Die Philip C. Jessup International Law Moot Court Competition ist der älteste und nach der Teilnehmerzahl weltweit größte studentische Wettbewerb im Völkerrecht. Jedes Jahr nehmen mehr als 500 Universitäten aus über 80 Ländern an dem Wettbewerb teil.

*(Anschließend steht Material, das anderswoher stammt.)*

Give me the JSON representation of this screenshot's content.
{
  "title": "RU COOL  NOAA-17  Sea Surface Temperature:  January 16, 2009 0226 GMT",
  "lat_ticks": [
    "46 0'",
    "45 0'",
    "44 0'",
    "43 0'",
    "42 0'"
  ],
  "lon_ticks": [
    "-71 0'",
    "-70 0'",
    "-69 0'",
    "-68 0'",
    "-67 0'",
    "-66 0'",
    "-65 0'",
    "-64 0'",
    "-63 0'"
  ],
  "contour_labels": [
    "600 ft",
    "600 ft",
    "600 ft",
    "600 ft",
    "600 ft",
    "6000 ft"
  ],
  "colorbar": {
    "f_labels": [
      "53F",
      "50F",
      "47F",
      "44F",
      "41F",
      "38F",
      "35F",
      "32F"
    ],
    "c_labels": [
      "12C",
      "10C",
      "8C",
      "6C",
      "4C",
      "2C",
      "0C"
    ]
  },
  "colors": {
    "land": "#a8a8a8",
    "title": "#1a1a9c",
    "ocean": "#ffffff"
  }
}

Der „Jessup“ simuliert eine Gerichtsverhandlung vor dem Internationalen Gerichtshof in Den Haag. Die Teams der teilnehmenden Universitäten, die normalerweise aus vier bis fünf Studierenden bestehen, treten als Parteivertreter in einen fiktiven Fall auf. Die Richterbank ist mit Professoren, Richtern und anderen Praktikern besetzt. Der gesamte Wettbewerb findet in englischer Sprache statt.

 

Ablauf

 

Der Wettbewerb erstreckt sich in der Regel von der vorlesungsfreien Zeit des Sommersemesters bis zum Ende der Vorlesungszeit des Wintersemesters.

 

Die Teilnehmer werden in einer Bewerbungsrunde im Juli ausgewählt. Nach einer Vorbereitungsphase beginnt im September die Bearbeitungszeit mit Ausgabe des Falles durch die International Law Students Association (ILSA). Zunächst verfassen die Teams Schriftsätze, die sog. „Memorials“, jeweils für die Kläger- und Beklagtenseite. Nach Abgabe der Schriftsätze im Januar werden Plädoyers („Pleadings“) für die nationale Vorausscheidung vorbereitet, die jährlich wechselnd von verschiedenen deutschen Universitäten oder Institutionen veranstaltet wird. Die drei besten Teams qualifizieren sich schließlich für die Endausscheidung in Washington, D.C.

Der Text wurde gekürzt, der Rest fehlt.